Lach niet, ik ben er al een tegen het lijf gelopen. Hij was herkenbaar want hij leek als twee druppels op die kleine uit Star Wars, maar ze hebben er ook die echt op mensen lijken. Neen, deze was geen robot, en hij lachte toen ik hem vroeg of ik een foto mocht nemen. Op zijn bord stond PSA en dat vond ik ook alweer interessant omdat het onmogelijk de afkorting kon zijn die ik de laatste jaren heb leren kennen: prostaatspecifiek antigeen.

Mannen boven de vijftig (en daar zit ik boven) weten doorgaans wat PSA betekent en als ze het niet weten, zijn ze onvoorzichtig. Deze PSA heb ik opgezocht in ons mediahandboek: het staat voor Pedestrian Screening Area, de plek dus waar je te voet doorheen moet om gecontroleerd te worden op bommen of ander gevaarlijk tuig.

Not too hot? Dat vroeg ik aan deze vrijwilliger. Hij begreep mij, maar hij was een Japanner en dus stond hij in dubio. Yes was zwakte toegeven. No was flagrant liegen. Het werd iets tussenin, een schaapachtige glimlach. Ik nam de foto, schudde het hoofd, liep snel naar een parasol en zei “only in Japan”. Hij knikte.

U kunt mij nu een eurocentrist en een Aziaten-basher noemen, maar dat is de realiteit: behalve in Japan zijn er weinig landen in de wereld waar iemand uren in de blakende zon gaat staan met een bord dat totaal geen functie heeft, althans niet op het heetst van de dag als iedereen die binnen moet zijn al lang binnen is.

Alleen ja, zo gaat dat hier, een overste had hem bij de briefing voor zijn gewichtige taak gezegd dat hij op dat kruisje moest staan – er waren twee gekruiste lijnen op de grond geplakt. Iets banaals als een hitteslag of surreëels als een compleet onbestaande rij zou daar niks aan veranderen. Een tsunami misschien wel, maar nu begeef ik mij op glad ijs.

Ik moest wel terstond terugdenken aan de Amerikaanse technicus die ik een paar uur eerder in de rij voor de giftshop tegen zijn collega hoorde vertellen over zijn grootoom die bij Iwo Jima had gevochten. Toen hij nog leefde, had die verteld over hoe fanatiek Japanners waren in het blind opvolgen van bevelen. Zijn laatste zin kon tellen: “No wonder we had to bomb the shit out of them.”
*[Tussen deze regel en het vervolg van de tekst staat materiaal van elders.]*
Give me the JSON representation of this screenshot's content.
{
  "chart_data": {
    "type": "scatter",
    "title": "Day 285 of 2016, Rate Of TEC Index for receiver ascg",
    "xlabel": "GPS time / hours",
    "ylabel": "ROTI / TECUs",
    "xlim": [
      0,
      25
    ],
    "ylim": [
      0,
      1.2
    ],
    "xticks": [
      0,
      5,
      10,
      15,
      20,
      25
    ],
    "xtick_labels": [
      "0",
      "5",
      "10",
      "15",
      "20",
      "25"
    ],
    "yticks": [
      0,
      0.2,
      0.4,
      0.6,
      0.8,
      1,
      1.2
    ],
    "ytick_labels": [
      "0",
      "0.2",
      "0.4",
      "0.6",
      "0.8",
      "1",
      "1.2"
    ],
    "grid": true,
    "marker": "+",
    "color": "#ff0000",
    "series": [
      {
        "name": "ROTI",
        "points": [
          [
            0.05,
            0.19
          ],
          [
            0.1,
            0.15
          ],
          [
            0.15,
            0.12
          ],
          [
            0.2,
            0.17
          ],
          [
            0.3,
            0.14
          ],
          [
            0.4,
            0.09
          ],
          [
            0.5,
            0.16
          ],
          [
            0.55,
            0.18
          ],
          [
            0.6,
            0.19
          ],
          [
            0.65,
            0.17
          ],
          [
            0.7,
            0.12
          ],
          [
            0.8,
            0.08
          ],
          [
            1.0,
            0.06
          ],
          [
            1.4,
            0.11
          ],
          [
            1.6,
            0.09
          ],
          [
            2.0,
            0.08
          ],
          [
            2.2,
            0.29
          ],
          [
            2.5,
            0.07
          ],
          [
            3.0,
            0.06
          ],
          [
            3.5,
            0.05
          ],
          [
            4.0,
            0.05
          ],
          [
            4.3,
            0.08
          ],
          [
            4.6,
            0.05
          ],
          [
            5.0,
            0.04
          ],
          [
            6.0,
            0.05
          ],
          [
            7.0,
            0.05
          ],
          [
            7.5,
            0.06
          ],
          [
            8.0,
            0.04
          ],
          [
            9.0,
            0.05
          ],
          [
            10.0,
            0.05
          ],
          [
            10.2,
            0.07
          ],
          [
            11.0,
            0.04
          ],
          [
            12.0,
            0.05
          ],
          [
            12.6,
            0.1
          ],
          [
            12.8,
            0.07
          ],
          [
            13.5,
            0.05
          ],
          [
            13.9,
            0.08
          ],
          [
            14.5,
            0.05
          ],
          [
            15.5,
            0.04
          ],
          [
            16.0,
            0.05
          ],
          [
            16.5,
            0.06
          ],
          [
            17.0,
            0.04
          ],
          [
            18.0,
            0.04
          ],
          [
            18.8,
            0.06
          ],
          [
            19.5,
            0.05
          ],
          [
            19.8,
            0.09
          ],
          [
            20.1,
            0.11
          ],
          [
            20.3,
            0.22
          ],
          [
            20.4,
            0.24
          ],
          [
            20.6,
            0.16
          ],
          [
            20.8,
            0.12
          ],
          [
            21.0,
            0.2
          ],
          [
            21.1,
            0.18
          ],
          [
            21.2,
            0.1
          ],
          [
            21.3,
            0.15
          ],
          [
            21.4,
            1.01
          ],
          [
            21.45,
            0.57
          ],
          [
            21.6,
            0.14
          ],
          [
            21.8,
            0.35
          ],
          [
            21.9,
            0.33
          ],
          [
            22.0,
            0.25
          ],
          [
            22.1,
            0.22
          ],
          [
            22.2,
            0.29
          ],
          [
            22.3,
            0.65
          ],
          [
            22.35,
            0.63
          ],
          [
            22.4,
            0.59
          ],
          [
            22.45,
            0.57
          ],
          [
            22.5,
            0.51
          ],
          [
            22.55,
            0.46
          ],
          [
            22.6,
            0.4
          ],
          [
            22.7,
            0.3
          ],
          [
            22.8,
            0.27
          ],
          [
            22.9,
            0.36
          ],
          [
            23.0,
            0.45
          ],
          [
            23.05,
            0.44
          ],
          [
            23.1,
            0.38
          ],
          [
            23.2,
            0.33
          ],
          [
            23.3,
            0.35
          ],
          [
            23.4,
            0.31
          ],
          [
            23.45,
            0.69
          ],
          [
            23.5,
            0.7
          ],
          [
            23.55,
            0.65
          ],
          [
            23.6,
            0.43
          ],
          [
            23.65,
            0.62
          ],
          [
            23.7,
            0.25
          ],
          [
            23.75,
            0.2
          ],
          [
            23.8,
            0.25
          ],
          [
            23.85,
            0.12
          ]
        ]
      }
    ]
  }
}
Ik heb bij vertrek hierheen aan onze bazen beloofd dat ik niet te veel zou refereren aan onzalige periodes die gevoelig liggen, maar deze kon ik niet laten liggen. En om dit en mijn eerdere verhalen over de al of niet vermeende angst voor buitenlanders wat te compenseren: tijdens mijn eerste dag buiten heb ik alleen maar aardige mensen ontmoet die mij vriendelijk goeiendag zegden en wilden helpen.

Van die haat tegenover de gajin, niks gemerkt. Ik werd ook niet behandeld als een virusbom. Sommigen raakten mij zelfs aan. In het perscentrum kwam een hele aardige dame mij een mooie origami geven. Of ik er nog wilde? Toen ik er nog twee vroeg voor mijn kleinkinderen schrok ze. “Kleinkinderen? U lijkt hooguit veertig.” Er zijn dus ook Japanners die hebben leren liegen. Het wordt hier ingewikkeld.